Burevestnik: la rivoluzione strategica russa
Il recente annuncio del presidente Vladimir Putin sul missile da crociera Burevestnik segna un punto di svolta nella competizione militare globale. Alimentato da un reattore nucleare miniaturizzato, questo ordigno può volare per migliaia di chilometri senza limiti di gittata, eludendo ogni sistema antimissile occidentale. Il test del 21 ottobre ha mostrato capacità operative straordinarie: 14.000 km percorsi in 15 ore di volo continuo, con manovre complesse a bassissima quota. Con il Burevestnik, la Russia rende obsoleto il concetto stesso di deterrenza nucleare tradizionale. Gli Stati Uniti, ancora fermi ai prototipi del “Dark Eagle”, accusano un ritardo strategico disastroso. In questo scenario, l’Europa si rivela irrilevante: la NATO è ridotta a guscio vuoto, incapace di incidere sulla corsa tecnologica che ormai si gioca tra Mosca, Pechino e Washington.

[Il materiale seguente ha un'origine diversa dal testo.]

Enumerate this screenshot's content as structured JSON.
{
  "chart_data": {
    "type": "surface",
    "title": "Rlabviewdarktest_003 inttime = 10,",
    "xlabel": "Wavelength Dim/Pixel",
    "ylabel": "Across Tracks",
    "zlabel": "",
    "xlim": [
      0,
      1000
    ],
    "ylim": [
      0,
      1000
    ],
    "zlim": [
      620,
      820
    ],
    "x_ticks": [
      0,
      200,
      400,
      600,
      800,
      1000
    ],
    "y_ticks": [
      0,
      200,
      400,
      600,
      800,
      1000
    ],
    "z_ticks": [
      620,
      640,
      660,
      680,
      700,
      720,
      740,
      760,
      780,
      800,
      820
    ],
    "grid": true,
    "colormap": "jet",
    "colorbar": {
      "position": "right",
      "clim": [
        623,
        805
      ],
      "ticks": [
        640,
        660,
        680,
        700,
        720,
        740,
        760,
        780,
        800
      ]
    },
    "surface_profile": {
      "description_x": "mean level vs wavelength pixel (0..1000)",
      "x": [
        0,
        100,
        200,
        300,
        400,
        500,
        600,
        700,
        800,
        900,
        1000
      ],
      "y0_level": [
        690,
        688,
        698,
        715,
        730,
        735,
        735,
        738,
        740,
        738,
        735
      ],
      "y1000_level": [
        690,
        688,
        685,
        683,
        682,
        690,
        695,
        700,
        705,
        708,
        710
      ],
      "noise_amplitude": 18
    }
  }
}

L’Europa: vassalla e sacrificata
Nel nuovo equilibrio multipolare, l’Europa è la grande perdente. Mentre la Russia consolida la propria sfera d’influenza e la Cina si espande economicamente, Bruxelles si limita a obbedire a direttive altrui, subendo le conseguenze economiche delle sanzioni e della rottura energetica con Mosca. Il continente, in profonda recessione industriale, non ha né la forza militare né la volontà politica per sostenere a lungo una guerra che non è la sua. Gli Stati Uniti, travolti dai loro stessi problemi interni, stanno già ripiegando su una strategia difensiva che abbandona i “vassalli europei” al proprio destino. In questo quadro, lo spazio europeo perde valore strategico: non è più la “prima trincea” contro la Russia, ma una periferia instabile e disfunzionale.
L’opzione Trump: pace per necessità
Mentre Kiev arretra, Washington cambia tono. Il presidente Donald Trump, tornato alla Casa Bianca, ha dichiarato di voler coinvolgere Xi Jinping e Kim Jong-un per convincere Putin ad accettare una tregua. Non per altruismo, ma per salvare l’immagine americana e impedire un collasso ucraino che sancirebbe la fine dell’egemonia occidentale. Tuttavia, Putin non ha motivo di fermarsi ora: le operazioni procedono, le linee ucraine arretrano, e la Russia detiene l’iniziativa. L’unica possibilità di pace risiede in un accordo realistico, che riconosca i nuovi confini e garantisca alla componente russofona dell’Ucraina pari dignità e neutralità politica. È ciò che Mosca chiedeva già nel 2021, prima dell’invasione.
La vittoria russa: politica, non solo militare
Giudicare moralmente l’intervento russo non cambia nulla sul terreno. La realtà è che la Russia sta vincendo, lentamente ma inesorabilmente. Non per conquista totale, ma per saturazione strategica: l’Ucraina si svuota, l’Occidente si divide, l’Europa si impoverisce. Ogni giorno che passa, Mosca consolida la propria posizione. E quando la guerra finirà — perché ogni guerra finisce — sarà la Russia, non l’Ucraina, a dettare i termini della pace. Nel diritto internazionale, non vince chi ha ragione, ma chi resta in piedi. E oggi, sul campo e nella geopolitica globale, la Federazione Russa è ancora in piedi, più salda che mai.